Llevo aquí un par de días. El viaje fue largo e incómodo. Y solo. Ni un alma.

Me recorro la galaxia y ¿qué me encuentro? ¡Qué esto es un puto desierto!

Y sigo sin noticias.

Me mandan aquí para que ”crezca”. Y me dicen que si lo voy a hacer, que lo haga bien.

“Eres nuestra esperanza. Escucha tu interior” me dicen.

¡Una mierda!

Mi interior ya me lo conozco. Lo que necesito es otra cosa.

Podría hacerle feliz con lo único que no ha tenido.
Y sigue sin llamarme.
Ni se acuerda.
Ni un mensaje.
Ni una mala telepatía para por lo menos decirme “Anakin, ¿cómo estás? Me paso por Tatooine y hacemos merienda-cena”.

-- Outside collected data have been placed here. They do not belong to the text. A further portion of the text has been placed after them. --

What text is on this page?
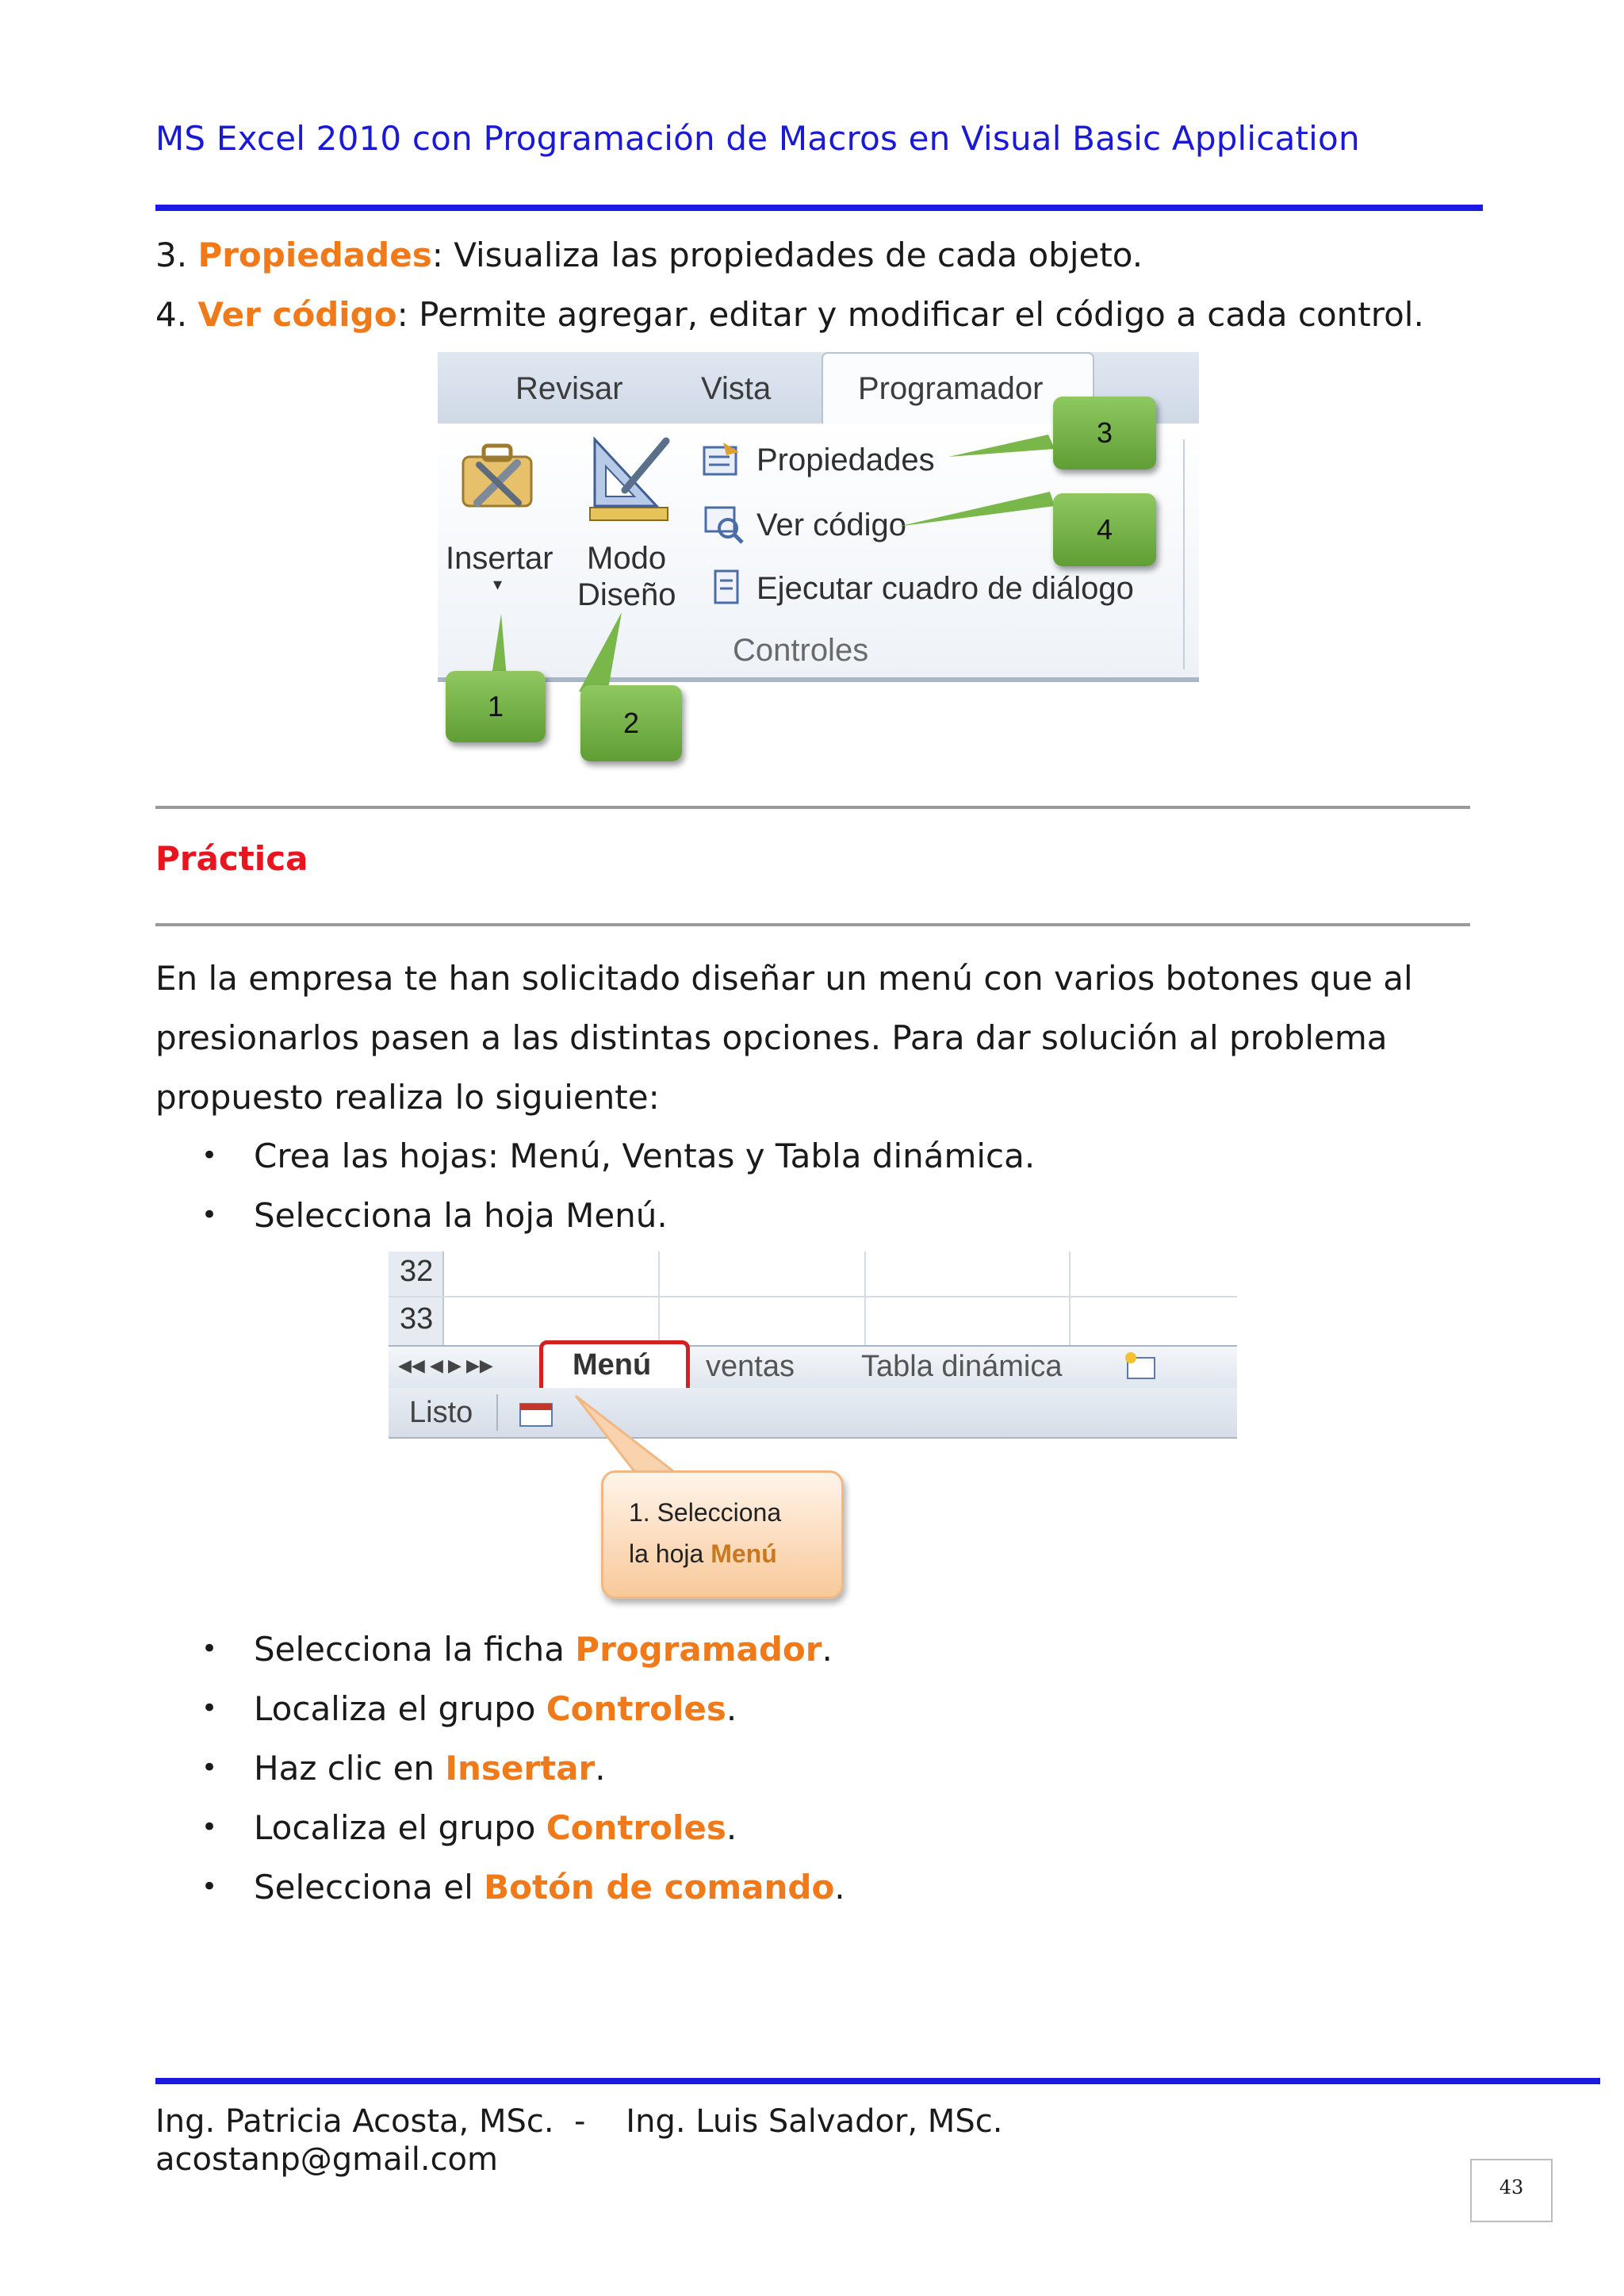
MS Excel 2010 con Programación de Macros en Visual Basic Application
3. Propiedades: Visualiza las propiedades de cada objeto.
4. Ver código: Permite agregar, editar y modificar el código a cada control.
Revisar Vista	Programador
Insertar
▾
Modo
Diseño
Propiedades
Ver código
Ejecutar cuadro de diálogo
Controles
3
4
1
2
Práctica
En la empresa te han solicitado diseñar un menú con varios botones que al
presionarlos pasen a las distintas opciones. Para dar solución al problema
propuesto realiza lo siguiente:
• Crea las hojas: Menú, Ventas y Tabla dinámica.
• Selecciona la hoja Menú.
32
33
◀◀ ◀ ▶ ▶▶	Menú ventas Tabla dinámica
Listo
1. Selecciona
la hoja Menú
• Selecciona la ficha Programador.
• Localiza el grupo Controles.
• Haz clic en Insertar.
• Localiza el grupo Controles.
• Selecciona el Botón de comando.
Ing. Patricia Acosta, MSc.  -    Ing. Luis Salvador, MSc.
acostanp@gmail.com
43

Seré bueno o seré malo, Obi Wan. Pero ¿sabes lo que te digo? ¡Qué te den!.

Luego vendrán los llantos y las madres mías. Que si Padme por aquí, que se Padme por allá. Y tú con ese puto enano reumático y hepatópata. Qué es como un macaco.

«El apego lleva a los celos. El apego lleva a los celos. El apego lleva a los celos» –

Te quejarás cuando me pase al lado oscuro. Pero te lo tienes merecido. Por ingrato.